Firefighters were inside the building, but no one was in the vehicles, and there were no injuries.

Shooting victims sometimes go to fire stations for help, but St. Paul firefighter union president Mike Smith said he doesn’t recall another time that a fire station was struck by gunfire in his 26 years on the job.

“It’s our job to know our surroundings and the neighborhoods we work in, so we are concerned,” Smith said.

Multiple people reported shots fired on the Greater East Side about 7:15 p.m. Monday. Officers responded to an apartment complex at 1619 E. Maryland Ave. and found spent casings and a bullet fragment in the parking lot, according to a police report.

A bullet struck Fire Station 9, across the street from the parking lot, and a spent bullet fragment was found in the garage.

Earlier Monday, in an unrelated incident, shots were fired outside another St. Paul fire station.

Officers found 9mm casings in front of Fire Station 7 in the Dayton’s Bluff neighborhood, according to another police report. It happened about 1:35 a.m. Monday on Ross Avenue near East Seventh Street.

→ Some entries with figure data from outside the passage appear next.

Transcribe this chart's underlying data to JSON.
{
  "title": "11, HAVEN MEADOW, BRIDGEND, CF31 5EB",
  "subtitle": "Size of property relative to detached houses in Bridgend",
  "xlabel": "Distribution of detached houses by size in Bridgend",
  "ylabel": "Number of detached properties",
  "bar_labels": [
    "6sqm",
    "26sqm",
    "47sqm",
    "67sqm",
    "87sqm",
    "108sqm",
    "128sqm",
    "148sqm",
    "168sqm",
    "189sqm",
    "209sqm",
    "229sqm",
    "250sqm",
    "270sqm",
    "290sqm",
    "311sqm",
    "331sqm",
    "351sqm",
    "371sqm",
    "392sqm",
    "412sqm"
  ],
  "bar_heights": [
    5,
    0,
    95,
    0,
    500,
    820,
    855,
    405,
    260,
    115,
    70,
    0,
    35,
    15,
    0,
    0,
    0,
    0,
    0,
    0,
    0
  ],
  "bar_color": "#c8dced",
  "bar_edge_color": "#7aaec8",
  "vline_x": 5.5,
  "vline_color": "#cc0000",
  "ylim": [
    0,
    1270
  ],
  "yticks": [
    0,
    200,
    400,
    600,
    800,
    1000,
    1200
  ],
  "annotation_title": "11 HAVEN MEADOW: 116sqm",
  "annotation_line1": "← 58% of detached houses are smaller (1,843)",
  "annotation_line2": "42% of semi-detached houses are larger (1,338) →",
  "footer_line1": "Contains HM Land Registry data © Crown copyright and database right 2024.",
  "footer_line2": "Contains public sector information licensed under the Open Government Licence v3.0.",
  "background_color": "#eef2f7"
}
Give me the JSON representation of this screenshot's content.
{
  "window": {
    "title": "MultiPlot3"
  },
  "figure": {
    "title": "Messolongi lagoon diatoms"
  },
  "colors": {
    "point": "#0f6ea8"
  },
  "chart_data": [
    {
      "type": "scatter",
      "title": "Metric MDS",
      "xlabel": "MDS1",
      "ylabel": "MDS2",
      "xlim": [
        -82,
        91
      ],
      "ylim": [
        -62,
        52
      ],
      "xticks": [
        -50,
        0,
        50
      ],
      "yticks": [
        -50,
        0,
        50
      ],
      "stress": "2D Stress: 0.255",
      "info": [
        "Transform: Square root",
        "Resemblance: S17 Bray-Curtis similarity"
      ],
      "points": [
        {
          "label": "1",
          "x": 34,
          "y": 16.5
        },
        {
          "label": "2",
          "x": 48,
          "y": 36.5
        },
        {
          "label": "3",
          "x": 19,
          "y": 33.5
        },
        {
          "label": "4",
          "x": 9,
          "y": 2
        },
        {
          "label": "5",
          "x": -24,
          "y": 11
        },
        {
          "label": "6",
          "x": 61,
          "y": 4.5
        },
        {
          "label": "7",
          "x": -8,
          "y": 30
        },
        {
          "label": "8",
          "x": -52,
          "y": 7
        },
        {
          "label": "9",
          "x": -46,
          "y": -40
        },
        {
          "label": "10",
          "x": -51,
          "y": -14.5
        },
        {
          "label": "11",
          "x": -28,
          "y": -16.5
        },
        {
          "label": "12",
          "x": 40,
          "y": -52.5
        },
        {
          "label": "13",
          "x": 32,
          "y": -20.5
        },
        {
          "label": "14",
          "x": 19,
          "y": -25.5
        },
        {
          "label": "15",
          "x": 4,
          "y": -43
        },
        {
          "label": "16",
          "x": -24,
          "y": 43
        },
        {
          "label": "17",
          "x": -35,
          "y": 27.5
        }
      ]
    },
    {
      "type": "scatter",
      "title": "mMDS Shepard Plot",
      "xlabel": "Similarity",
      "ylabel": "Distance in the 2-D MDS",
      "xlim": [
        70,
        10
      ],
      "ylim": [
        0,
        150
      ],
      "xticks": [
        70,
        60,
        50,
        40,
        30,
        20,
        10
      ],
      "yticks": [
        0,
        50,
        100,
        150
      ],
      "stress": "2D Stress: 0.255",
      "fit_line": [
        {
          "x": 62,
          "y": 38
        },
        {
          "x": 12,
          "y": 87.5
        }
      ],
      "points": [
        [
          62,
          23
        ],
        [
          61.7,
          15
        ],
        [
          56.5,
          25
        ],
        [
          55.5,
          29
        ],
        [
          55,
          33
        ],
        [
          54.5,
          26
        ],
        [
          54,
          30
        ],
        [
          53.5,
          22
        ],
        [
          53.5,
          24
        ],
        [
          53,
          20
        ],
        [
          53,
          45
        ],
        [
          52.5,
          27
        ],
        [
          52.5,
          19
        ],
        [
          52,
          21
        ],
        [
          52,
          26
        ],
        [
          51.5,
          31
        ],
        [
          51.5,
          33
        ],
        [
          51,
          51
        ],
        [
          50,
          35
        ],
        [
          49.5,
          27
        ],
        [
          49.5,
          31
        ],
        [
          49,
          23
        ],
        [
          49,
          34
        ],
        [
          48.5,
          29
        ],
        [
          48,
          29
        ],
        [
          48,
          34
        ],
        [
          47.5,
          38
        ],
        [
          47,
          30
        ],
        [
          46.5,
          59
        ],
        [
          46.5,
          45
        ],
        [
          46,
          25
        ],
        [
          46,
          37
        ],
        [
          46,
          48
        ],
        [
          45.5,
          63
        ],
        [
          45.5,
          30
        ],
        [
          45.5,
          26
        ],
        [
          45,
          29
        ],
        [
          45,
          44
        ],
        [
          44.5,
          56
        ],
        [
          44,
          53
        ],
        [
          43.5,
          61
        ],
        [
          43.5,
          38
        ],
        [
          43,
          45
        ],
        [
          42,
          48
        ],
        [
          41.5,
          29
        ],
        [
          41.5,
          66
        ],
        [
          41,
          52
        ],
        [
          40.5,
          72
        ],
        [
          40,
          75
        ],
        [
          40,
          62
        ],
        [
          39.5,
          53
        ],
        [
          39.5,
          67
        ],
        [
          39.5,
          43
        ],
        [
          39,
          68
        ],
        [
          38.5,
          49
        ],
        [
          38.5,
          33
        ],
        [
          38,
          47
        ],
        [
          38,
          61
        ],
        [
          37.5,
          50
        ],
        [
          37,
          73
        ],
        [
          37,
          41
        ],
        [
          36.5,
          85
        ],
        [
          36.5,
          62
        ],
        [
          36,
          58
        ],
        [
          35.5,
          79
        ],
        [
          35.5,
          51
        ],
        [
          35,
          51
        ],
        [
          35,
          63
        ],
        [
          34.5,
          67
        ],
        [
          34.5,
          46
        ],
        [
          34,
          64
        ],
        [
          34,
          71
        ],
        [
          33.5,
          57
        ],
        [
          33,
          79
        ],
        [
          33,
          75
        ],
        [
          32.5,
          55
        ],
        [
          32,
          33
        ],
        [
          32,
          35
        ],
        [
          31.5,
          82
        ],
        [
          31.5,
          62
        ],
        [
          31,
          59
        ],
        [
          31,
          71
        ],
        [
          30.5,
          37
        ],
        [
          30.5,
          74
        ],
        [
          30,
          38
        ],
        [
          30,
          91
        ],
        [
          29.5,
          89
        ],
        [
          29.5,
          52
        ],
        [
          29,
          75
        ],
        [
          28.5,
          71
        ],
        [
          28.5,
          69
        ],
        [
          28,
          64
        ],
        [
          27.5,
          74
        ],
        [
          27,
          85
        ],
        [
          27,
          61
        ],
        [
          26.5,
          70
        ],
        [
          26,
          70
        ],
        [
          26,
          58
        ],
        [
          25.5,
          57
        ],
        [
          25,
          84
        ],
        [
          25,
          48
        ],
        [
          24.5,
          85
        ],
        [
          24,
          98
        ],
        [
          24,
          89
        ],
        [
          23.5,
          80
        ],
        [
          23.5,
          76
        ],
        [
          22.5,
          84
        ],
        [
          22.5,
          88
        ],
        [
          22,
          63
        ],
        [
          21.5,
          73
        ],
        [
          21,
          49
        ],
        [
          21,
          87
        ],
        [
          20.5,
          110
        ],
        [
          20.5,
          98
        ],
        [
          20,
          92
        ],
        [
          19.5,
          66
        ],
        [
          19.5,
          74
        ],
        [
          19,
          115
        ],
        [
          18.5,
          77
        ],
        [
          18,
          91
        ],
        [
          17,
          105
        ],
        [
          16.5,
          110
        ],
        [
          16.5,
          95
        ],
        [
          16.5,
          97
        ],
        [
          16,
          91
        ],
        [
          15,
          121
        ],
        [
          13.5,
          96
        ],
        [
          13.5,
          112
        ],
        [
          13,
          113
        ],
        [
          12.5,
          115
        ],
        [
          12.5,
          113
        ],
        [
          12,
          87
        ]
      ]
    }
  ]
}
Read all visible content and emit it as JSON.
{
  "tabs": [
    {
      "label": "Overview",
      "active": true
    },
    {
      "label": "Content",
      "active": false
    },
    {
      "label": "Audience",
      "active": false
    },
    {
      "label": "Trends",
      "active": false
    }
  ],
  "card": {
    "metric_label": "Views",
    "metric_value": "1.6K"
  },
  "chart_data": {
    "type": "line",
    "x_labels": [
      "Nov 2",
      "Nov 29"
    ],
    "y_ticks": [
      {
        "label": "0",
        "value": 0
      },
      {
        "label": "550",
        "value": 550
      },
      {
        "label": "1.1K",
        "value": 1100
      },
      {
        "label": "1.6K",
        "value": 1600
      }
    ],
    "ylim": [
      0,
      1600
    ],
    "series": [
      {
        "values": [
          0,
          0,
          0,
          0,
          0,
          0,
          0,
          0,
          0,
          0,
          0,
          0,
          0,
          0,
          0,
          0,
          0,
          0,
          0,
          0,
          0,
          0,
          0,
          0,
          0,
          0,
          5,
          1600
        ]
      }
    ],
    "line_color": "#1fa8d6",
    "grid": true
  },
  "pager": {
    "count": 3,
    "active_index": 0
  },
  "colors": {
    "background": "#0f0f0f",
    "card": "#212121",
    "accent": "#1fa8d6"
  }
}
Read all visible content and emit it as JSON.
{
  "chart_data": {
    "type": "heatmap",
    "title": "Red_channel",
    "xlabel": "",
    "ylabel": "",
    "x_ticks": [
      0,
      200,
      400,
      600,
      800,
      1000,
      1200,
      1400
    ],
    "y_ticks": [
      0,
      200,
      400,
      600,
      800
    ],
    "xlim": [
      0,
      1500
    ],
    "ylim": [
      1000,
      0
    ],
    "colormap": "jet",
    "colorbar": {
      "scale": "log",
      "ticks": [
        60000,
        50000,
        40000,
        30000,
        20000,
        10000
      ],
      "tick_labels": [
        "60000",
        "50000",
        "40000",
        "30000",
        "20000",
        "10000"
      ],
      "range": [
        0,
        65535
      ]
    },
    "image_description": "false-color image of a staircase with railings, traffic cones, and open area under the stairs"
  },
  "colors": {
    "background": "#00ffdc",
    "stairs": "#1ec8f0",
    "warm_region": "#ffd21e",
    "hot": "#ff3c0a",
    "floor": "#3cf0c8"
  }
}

A firefighter saw a male lying on the ground, and two people put him in a vehicle and sped off, said Sgt. Mike Ernster, a police spokesman. The firefighter thought the person had dropped to the ground reflexively when the shots were fired, though officers found what appeared to be blood in the area.

Officers did not locate a shooting victim and police weren’t notified of someone going to a hospital with a gunshot injury from the incident, Ernster said.

No one was under arrest in either case as of Tuesday.